Discussion: Oncall onboarding questions

Details

SRE Support Needed

The current onboarding template for going on-call is is https://gitlab.com/gitlab-com/gl-infra/reliability/-/blob/master/.gitlab/issue_templates/onboarding-oncall.md.

I'm about to start on-call and finishing up my copy of that issue, and wanted to clarify a few questions. Once I get some solid answers here, I will update the documentation accordingly. So, let's get this party started!

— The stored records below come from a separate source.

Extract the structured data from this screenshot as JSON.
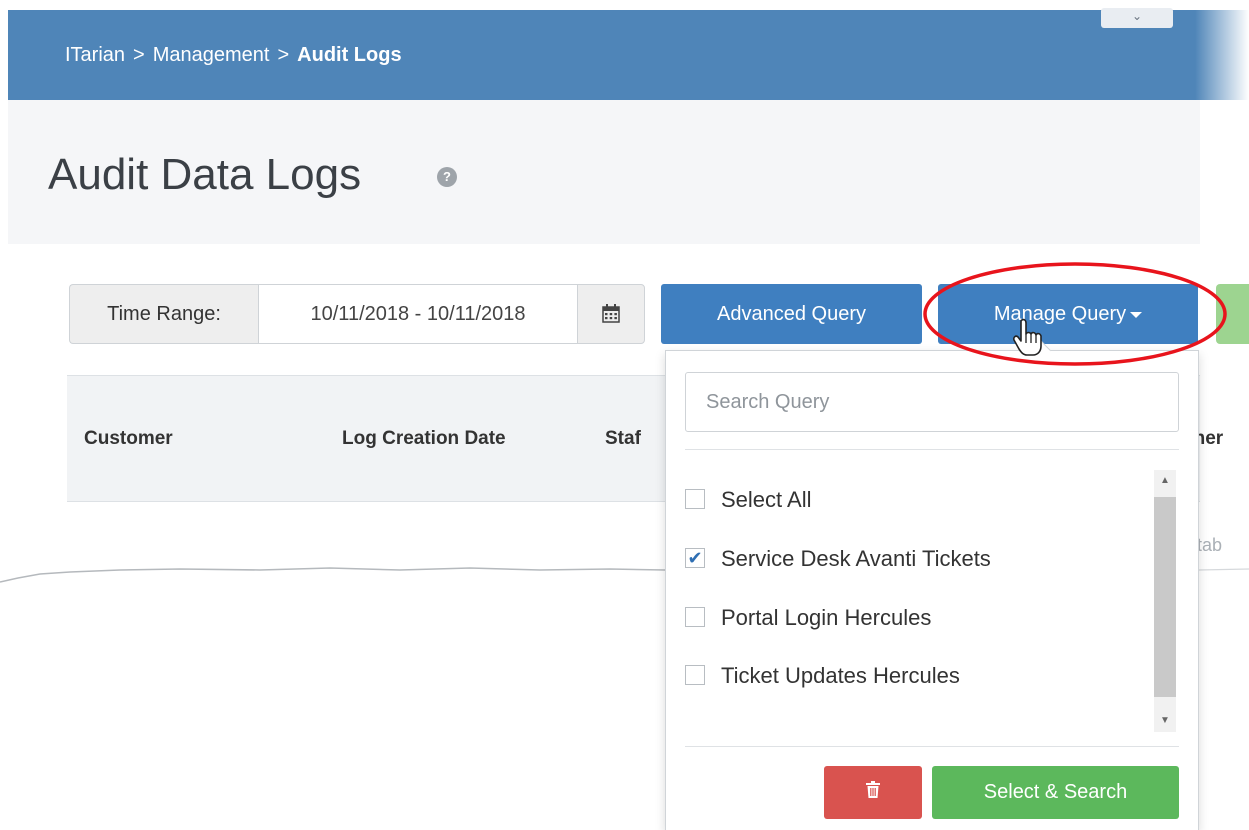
{
  "breadcrumb": {
    "items": [
      "ITarian",
      "Management"
    ],
    "current": "Audit Logs",
    "separator": ">"
  },
  "page": {
    "title": "Audit Data Logs",
    "help_icon": "?"
  },
  "toolbar": {
    "time_range_label": "Time Range:",
    "time_range_value": "10/11/2018 - 10/11/2018",
    "advanced_query_label": "Advanced Query",
    "manage_query_label": "Manage Query"
  },
  "table": {
    "columns": [
      "Customer",
      "Log Creation Date",
      "Staf",
      "oner"
    ],
    "empty_text_fragment": "n tab"
  },
  "manage_query_dropdown": {
    "search_placeholder": "Search Query",
    "items": [
      {
        "label": "Select All",
        "checked": false
      },
      {
        "label": "Service Desk Avanti Tickets",
        "checked": true
      },
      {
        "label": "Portal Login Hercules",
        "checked": false
      },
      {
        "label": "Ticket Updates Hercules",
        "checked": false
      }
    ],
    "select_search_label": "Select & Search"
  },
  "colors": {
    "topbar": "#4f85b8",
    "primary_button": "#3f7fc0",
    "success_button": "#5cb85c",
    "danger_button": "#d9534f",
    "highlight_ellipse": "#e8141c"
  },
  "icons": [
    "help-icon",
    "calendar-icon",
    "caret-down-icon",
    "trash-icon",
    "checkmark-icon",
    "hand-cursor-icon",
    "chevron-down-icon"
  ]
}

  1. In multiple places in our documentation, we reference #feed_alerts-general, including most notably on the README for runbooks. However, in multiple shadow shifts, I've never seen anyone reference that channel, and looking at the channel itself, the only person who appears to be interacting with the alerts is @andrewn. Is this a channel we should do something with, or do we need to update our documentation?
  2. One of the tasks on the onboarding issue is 'First drain and then ready connections from one of the zonal clusters in staging.', with a link to https://gitlab.com/gitlab-com/runbooks/-/blob/master/docs/frontend/haproxy.md#set-server-state. This documentation doesn't actually cover anything about doing so for a full zonal cluster, only individual hosts. I went and read the scripts in question, and I think it would work fine, but before I go and do so or update the documentation, is this actually a useful thing for on-call? If it is, is there someone who would like to pair with me on doing it next week and then I'll update the docs?
  3. I suspect this is a philosophy one, but it's not written down anywhere I can see. If you're in an incident, and you need to make a production change, do you open a change request, or just handle it as part of the incident?

@knottos and/or @nduff you two are also the newbies, do you have any questions you'd like to add to this, and then we can put all the doc updates in one place?